You can take what Sten said in DAO as the last and final word on every aspect of Qunari society, and thus everything following it as contradictory, or you can take into account these different viewpoints as new information and consider how they fit into the whole. It's really up to you, though that's hardly going to stop us from further developing the Qunari culture...regardless of the reasons one might ascribe to us for doing so.
Fair enough. The problem, however, is the effect this development of qunari culture has. It makes qunari culture feel safe with regard to things related to sex, gender identity etc... This adds to the impression that Thedas as a whole is safe in that regard, and that pattern comes across as completely unreal. The reply that "That we don't show less enlightened attitudes doesn't mean they don't exist" is not valid, because in fiction only the things which are written or shown, or at least talked about in-world, exist.
Maybe it is a reflection on our culture that this comes across as unreal, but I'm more inclined to think we're dealing with a human constant here. I think I could make a strong case for the claim a predisposition for judgmental attitudes towards others' sexual behavior is a part of our evolutionary legacy, which means that such attitudes develop unless they're prevented by culture, or unlearned later. That, in turn, means that there will always be people who've never learned, or cultures that don't care.

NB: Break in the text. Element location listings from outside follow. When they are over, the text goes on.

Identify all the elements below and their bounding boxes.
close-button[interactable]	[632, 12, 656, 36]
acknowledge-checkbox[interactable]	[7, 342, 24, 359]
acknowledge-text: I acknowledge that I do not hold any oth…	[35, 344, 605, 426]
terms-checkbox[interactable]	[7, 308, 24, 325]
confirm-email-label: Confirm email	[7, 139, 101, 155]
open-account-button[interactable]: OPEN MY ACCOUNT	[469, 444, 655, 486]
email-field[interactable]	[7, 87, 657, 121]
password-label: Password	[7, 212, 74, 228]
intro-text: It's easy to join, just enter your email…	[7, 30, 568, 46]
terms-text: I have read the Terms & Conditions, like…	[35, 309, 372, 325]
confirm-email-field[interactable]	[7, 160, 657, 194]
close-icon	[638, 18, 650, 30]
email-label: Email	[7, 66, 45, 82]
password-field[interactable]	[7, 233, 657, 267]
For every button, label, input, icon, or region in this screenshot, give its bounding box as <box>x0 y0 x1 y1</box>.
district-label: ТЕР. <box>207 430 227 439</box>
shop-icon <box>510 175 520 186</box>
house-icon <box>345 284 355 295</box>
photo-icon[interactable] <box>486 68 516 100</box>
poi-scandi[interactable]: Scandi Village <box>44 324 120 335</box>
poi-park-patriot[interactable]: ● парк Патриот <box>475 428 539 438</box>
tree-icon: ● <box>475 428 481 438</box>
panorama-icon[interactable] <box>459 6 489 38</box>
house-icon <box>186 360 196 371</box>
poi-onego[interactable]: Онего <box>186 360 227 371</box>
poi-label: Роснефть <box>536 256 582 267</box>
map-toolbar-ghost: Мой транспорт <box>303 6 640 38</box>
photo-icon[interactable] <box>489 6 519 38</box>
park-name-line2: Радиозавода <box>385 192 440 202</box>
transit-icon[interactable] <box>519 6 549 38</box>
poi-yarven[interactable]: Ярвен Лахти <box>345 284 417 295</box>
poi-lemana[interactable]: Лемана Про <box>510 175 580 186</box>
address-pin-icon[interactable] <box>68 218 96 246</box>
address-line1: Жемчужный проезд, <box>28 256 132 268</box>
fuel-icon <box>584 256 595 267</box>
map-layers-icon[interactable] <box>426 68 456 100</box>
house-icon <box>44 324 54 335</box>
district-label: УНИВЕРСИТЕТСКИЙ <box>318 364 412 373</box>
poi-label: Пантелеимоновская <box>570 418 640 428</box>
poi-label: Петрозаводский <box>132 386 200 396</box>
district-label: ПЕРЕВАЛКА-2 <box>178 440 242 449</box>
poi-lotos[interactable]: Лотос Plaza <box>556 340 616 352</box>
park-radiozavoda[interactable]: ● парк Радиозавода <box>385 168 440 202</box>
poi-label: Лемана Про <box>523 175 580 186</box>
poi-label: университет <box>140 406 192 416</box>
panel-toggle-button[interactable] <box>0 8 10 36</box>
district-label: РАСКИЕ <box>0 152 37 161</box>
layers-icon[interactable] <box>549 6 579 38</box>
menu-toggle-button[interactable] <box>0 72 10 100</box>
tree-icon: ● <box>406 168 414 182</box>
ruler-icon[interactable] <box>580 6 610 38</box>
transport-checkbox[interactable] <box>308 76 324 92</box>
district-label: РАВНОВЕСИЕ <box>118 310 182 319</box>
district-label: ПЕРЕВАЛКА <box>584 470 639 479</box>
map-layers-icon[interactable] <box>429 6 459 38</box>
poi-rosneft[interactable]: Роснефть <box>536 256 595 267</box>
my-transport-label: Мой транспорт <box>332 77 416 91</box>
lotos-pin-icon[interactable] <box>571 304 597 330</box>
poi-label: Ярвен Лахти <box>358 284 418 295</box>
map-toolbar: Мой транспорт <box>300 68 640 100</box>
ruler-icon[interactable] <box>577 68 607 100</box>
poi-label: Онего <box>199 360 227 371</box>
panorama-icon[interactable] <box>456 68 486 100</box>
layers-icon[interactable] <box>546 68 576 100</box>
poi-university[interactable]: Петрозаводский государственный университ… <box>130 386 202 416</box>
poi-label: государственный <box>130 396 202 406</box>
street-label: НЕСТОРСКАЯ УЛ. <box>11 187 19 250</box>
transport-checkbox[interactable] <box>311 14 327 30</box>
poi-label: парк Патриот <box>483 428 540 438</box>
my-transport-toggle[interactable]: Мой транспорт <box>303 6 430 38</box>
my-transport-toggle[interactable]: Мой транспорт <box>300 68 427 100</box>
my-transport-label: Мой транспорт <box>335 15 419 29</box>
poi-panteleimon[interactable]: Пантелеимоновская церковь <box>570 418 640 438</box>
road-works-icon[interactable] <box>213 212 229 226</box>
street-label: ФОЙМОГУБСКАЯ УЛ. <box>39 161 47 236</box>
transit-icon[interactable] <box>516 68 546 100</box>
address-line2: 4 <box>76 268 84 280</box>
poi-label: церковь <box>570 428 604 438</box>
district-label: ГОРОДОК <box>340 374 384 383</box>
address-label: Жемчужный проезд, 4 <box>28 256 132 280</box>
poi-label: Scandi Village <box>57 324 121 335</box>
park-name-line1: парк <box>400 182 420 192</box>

So, that any one culture on Thedas, or any two, or three, have more enlightened attitudes toward things related to sex, that's perfectly fine. That all of them have it, that's unreal. And it shows a particularly weird lack of diversity.
Also, with regard to further developing Thedas' cultures, I wish the same would be done with Tevinter. A lot has been done to "soften" qunari culture from the initial impression in DAO, we were even forced into complicity with a plot that benefits the Qunari (DA2 Mark of the Assassin), something that I still can't quite forgive, and people like Iron Bull actually *justify* its evils. This may be nothing more than a personal preference, but I resent that Tevinter is still stuck in Evil Empire mode, while the Qun is increasingly presented as acceptable after having started as pretty much the collectivist counterimage of Tevinter.